I’d ensure that my primary residence is wherever is required for me to receive the Age Pension and that I returned to Australia as often as required to be and remain eligible, but without knowing the rules, I can’t make an informed decision on any of those matters. And like most people, I’ll need the pension to stay retired!
A: Heading off to Thailand sounds like a great idea from a lifestyle perspective, but in terms of getting the Age Pension? Not so much…
Leaving aside income and assets assessments, to qualify for Age Pension, you only need to pass two hurdles. First, you need to be old enough (you’ve got that one sorted). Second, in most cases, you need to be an Australian resident. But a lot hinges on that word ‘resident’. For example, if you moved to Thailand for the next five years then flew back to claim Age Pension, I’m betting Centrelink would argue you reside in Thailand. In other words, that’s where your home is, even if you’ve kept a house in Australia.

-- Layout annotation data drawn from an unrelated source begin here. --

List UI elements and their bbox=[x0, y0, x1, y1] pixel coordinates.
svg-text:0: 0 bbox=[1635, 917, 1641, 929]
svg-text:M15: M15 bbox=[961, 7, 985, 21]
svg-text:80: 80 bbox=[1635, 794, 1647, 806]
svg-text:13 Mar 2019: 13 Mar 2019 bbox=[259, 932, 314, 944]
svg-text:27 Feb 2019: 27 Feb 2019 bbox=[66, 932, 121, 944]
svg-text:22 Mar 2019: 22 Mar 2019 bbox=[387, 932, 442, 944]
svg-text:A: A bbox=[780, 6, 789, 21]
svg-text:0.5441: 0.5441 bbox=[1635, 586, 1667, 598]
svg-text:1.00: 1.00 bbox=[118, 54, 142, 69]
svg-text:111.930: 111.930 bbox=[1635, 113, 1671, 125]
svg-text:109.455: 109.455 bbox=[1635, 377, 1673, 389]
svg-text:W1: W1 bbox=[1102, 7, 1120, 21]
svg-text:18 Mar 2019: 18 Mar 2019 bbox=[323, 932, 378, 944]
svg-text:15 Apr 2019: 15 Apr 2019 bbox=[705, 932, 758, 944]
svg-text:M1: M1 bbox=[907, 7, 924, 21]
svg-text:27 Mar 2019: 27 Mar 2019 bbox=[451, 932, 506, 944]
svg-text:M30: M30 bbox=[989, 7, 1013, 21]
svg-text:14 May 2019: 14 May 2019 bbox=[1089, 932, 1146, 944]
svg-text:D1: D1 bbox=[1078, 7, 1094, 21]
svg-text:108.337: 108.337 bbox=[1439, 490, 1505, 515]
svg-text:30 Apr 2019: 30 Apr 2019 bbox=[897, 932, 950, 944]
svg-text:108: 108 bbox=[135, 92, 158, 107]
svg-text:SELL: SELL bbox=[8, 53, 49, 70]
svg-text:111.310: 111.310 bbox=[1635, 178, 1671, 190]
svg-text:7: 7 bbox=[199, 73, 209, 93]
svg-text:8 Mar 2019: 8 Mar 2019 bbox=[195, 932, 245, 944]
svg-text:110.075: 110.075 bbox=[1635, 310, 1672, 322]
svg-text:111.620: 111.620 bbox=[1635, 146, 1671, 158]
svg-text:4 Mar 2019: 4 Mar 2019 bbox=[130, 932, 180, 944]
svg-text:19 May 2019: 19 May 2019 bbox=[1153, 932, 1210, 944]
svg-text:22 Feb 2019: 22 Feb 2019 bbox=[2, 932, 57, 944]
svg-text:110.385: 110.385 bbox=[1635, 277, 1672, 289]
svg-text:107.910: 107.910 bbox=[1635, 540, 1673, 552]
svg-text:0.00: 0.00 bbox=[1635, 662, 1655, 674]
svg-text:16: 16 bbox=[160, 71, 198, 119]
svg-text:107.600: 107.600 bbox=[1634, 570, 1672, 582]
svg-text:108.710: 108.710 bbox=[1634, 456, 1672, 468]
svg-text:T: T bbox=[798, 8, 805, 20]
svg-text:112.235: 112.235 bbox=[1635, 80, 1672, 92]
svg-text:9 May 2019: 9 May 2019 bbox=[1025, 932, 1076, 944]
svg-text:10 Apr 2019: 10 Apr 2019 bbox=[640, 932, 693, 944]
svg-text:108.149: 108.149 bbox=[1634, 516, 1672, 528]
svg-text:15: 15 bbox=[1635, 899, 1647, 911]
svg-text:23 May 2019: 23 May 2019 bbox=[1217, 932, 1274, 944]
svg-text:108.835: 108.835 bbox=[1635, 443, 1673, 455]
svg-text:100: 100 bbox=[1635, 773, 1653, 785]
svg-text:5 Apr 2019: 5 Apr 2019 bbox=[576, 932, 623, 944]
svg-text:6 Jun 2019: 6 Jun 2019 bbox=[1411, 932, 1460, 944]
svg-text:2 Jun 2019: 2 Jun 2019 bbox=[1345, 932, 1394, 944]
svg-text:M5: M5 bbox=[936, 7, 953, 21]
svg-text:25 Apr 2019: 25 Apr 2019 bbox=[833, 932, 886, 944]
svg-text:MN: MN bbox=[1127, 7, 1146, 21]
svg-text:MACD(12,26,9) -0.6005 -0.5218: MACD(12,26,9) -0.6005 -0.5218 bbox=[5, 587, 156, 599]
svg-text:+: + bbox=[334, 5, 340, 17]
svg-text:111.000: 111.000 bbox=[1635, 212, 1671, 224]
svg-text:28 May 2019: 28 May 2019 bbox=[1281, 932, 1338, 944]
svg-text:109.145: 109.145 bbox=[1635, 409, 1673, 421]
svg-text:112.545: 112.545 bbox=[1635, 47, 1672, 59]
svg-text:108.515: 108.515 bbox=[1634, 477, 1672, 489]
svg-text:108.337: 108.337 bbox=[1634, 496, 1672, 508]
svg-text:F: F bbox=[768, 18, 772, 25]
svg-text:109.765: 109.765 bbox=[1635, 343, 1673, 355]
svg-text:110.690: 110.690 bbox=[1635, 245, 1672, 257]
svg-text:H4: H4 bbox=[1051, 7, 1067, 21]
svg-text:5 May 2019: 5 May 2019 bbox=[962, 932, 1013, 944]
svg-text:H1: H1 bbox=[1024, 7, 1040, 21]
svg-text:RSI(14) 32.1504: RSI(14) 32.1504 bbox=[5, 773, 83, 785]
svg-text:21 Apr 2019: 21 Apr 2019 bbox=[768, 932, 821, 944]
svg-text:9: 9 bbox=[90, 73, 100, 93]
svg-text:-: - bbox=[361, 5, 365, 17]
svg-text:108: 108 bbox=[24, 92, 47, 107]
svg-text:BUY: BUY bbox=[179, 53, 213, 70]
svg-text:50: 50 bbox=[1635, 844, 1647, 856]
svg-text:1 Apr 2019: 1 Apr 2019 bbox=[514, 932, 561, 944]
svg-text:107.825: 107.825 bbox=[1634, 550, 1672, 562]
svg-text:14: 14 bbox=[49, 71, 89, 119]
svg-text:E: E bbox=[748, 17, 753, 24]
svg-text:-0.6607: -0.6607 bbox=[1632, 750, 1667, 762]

If there’s any doubt, Centrelink will look at a whole range of factors, including your ties to Australia, your commitments in Thailand, and your travel history. If you’ve been away more than three years, it would be hard to argue you’re still living in Australia. OK, you could say you’ve been a resident of Thailand but now you’re back for good. You’d then be called a ‘former resident’, and qualify for Age Pension. But there’s a catch – if you’re a ‘former resident’ and leave Australia again within two years, your pension will stop.
Why do these rules exist? Because the government’s trying to put a stop to FIFO (fly in, fly out) pensioners – the ones who land in Australia, claim a pension, then disappear. The simplest solution for you might be to stay in Australia most of the time until your pension is granted, and then you’re free to fly. After 26 weeks overseas, your rate of pension will depend on what’s called your Australian Working Life Residency (AWLR). As long as you’ve spent a total of 35 years as an Australian resident between 16 years of age and 67, your pension won’t change.
One final thought – if your body’s wrecked after a lifetime of manual work, it might be worth applying for Disability Support Pension, which would help you financially in the years before you turn 67.